In the meantime, officials in the three nations play for time.

"What is going on now is a complicated game, rich in mutual bluff," said Russian defense analyst Ivan Safranchuk, director of the Moscow Office of the Center for Defense Information. "The Americans are bluffing, saying that they will submit to the U.N. a new resolution on Iraq. Russia, France ... and China are bluffing that they are going to veto this resolution."

In actuality, Safranchuk says, "the last thing the Americans want is their resolution vetoed.
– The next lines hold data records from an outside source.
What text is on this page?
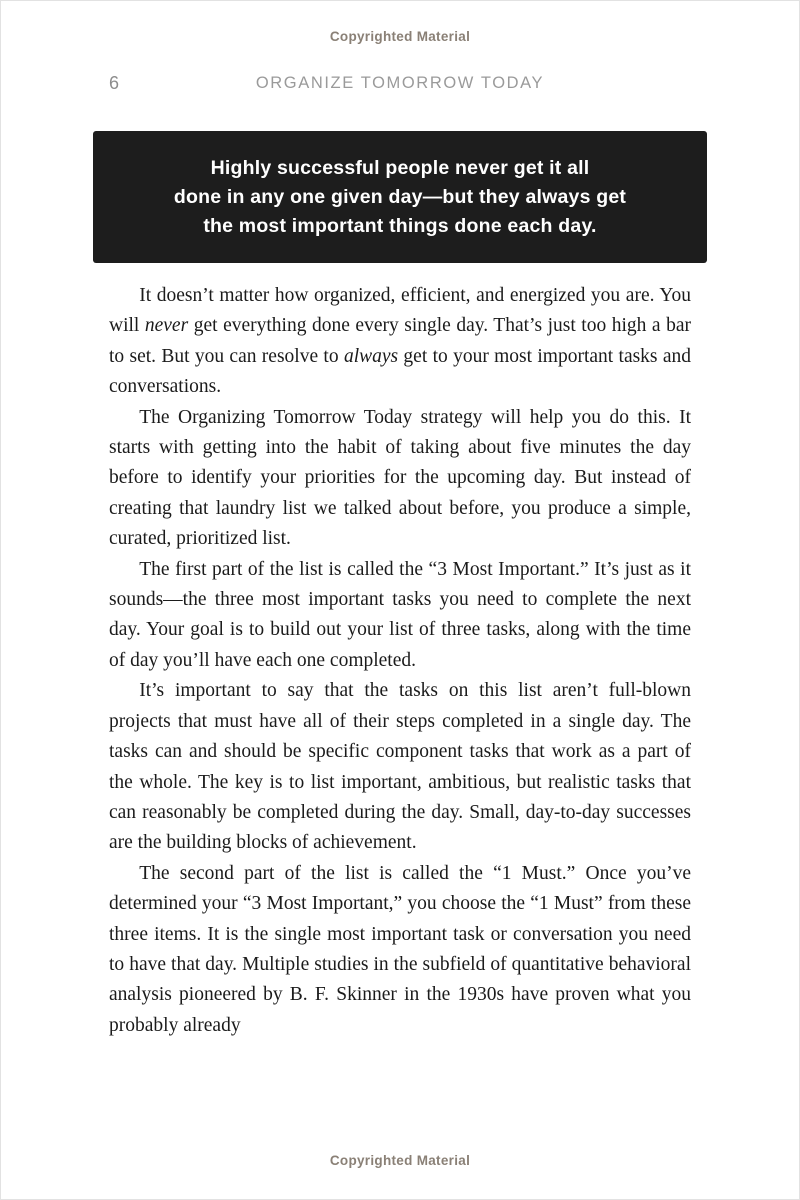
Copyrighted Material
6	ORGANIZE TOMORROW TODAY
Highly successful people never get it all
done in any one given day—but they always get
the most important things done each day.

It doesn’t matter how organized, efficient, and energized you are. You will never get everything done every single day. That’s just too high a bar to set. But you can resolve to always get to your most important tasks and conversations.

The Organizing Tomorrow Today strategy will help you do this. It starts with getting into the habit of taking about five minutes the day before to identify your priorities for the upcoming day. But instead of creating that laundry list we talked about before, you produce a simple, curated, prioritized list.

The first part of the list is called the “3 Most Important.” It’s just as it sounds—the three most important tasks you need to complete the next day. Your goal is to build out your list of three tasks, along with the time of day you’ll have each one completed.

It’s important to say that the tasks on this list aren’t full-blown projects that must have all of their steps completed in a single day. The tasks can and should be specific component tasks that work as a part of the whole. The key is to list important, ambitious, but realistic tasks that can reasonably be completed during the day. Small, day-to-day successes are the building blocks of achievement.

The second part of the list is called the “1 Must.” Once you’ve determined your “3 Most Important,” you choose the “1 Must” from these three items. It is the single most important task or conversation you need to have that day. Multiple studies in the subfield of quantitative behavioral analysis pioneered by B. F. Skinner in the 1930s have proven what you probably already

Copyrighted Material
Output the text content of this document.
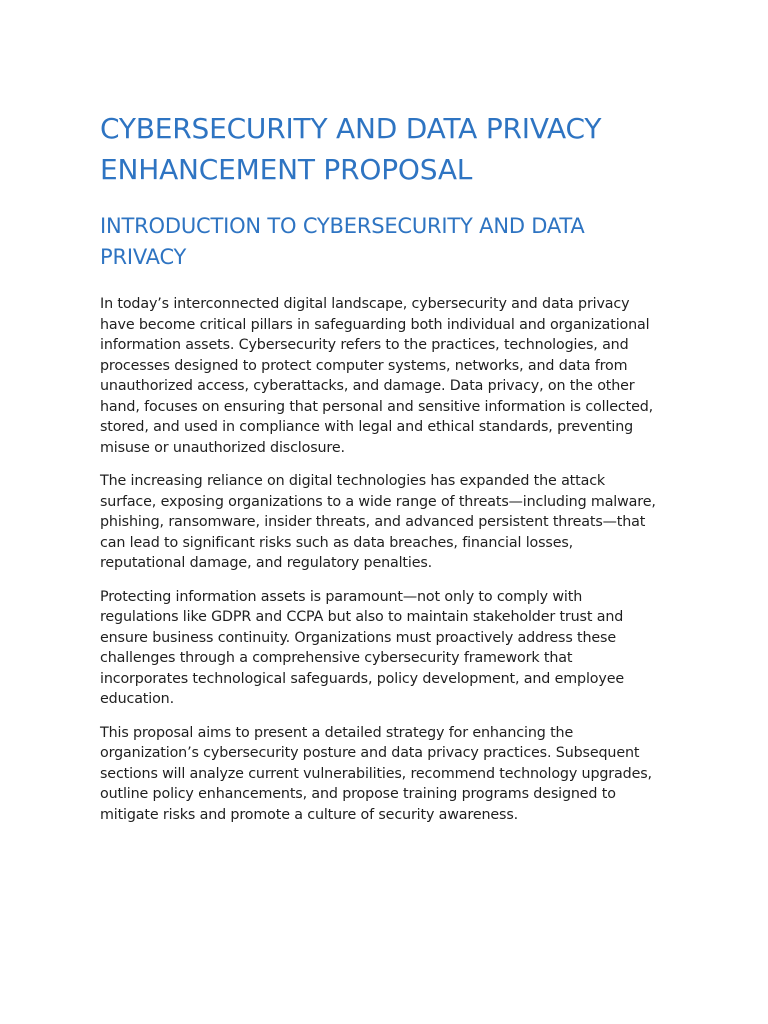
CYBERSECURITY AND DATA PRIVACY ENHANCEMENT PROPOSAL
INTRODUCTION TO CYBERSECURITY AND DATA PRIVACY

In today’s interconnected digital landscape, cybersecurity and data privacy have become critical pillars in safeguarding both individual and organizational information assets. Cybersecurity refers to the practices, technologies, and processes designed to protect computer systems, networks, and data from unauthorized access, cyberattacks, and damage. Data privacy, on the other hand, focuses on ensuring that personal and sensitive information is collected, stored, and used in compliance with legal and ethical standards, preventing misuse or unauthorized disclosure.

The increasing reliance on digital technologies has expanded the attack surface, exposing organizations to a wide range of threats—including malware, phishing, ransomware, insider threats, and advanced persistent threats—that can lead to significant risks such as data breaches, financial losses, reputational damage, and regulatory penalties.

Protecting information assets is paramount—not only to comply with regulations like GDPR and CCPA but also to maintain stakeholder trust and ensure business continuity. Organizations must proactively address these challenges through a comprehensive cybersecurity framework that incorporates technological safeguards, policy development, and employee education.

This proposal aims to present a detailed strategy for enhancing the organization’s cybersecurity posture and data privacy practices. Subsequent sections will analyze current vulnerabilities, recommend technology upgrades, outline policy enhancements, and propose training programs designed to mitigate risks and promote a culture of security awareness.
They'd rather deliver a military strike without any resolution than with a vetoed resolution."

On the other hand, he noted, Russia, France and China would like to avoid vetoing a U.S. resolution, "which would be a re-creation of a situation reminiscent of the Cold War era" when the world was divided into sharply opposed camps.

So far, Russia has been the most vocal permanent member of the Security Council to oppose U.S. military action against Iraq.

France has been generally cool to the idea--but not as adamantly as in past disputes with Washington. In fact, France has left open the possibility that it might eventually agree to U.S.-led military action.

China, meanwhile, has stated opposition for the record, but has spoken so softly that no one is paying much attention.

Summing up the Russian position, Yuli M. Vorontsov, a former Russian ambassador to the United Nations, said, "Diplomatic means are preferable for resolving the situation, because in order to find out whether Iraq possesses mass destruction weapons it is necessary first to inspect Iraq's territory."

However, he said, a ground operation "would be a real nightmare for U.S. troops.... No one can predict what might happen."

Vorontsov believes that Russia would veto any U.N. resolution that seeks to validate a U.S. invasion of Iraq, though the Kremlin knows realistically that Bush may well go ahead with war plans anyway.

"If the White House decides to go ahead, there is no mechanism for Russia to stop the Americans," he said. But he warned that "relations between the U.S. and the rest of the world will immediately deteriorate, perhaps past redemption."

"Russia's only leverage is to veto, but even this is very weak," agreed Viktor A. Kremenyuk, deputy director of the Moscow think tank USA-Canada Institute and a security expert.

For now, Kremenyuk said, the Kremlin is just not convinced that Hussein has to go and believes the Iraqi leader's removal would hurt Russian interests in the long run.

Hussein has been a good customer of Russian technology and weapons and has given Russian companies access to Iraqi oil, he noted.

"In a word, Saddam is Russia's client--and it would be a pity to lose him," Kremenyuk said. "Replacing him with somebody else, especially someone appointed by the U.S., would mean Russia's ouster from Iraq sooner or later."

Perhaps more important, Russia would like to avoid an open breach on the Security Council, which could cause the United States to act alone, damaging the credibility of international diplomacy.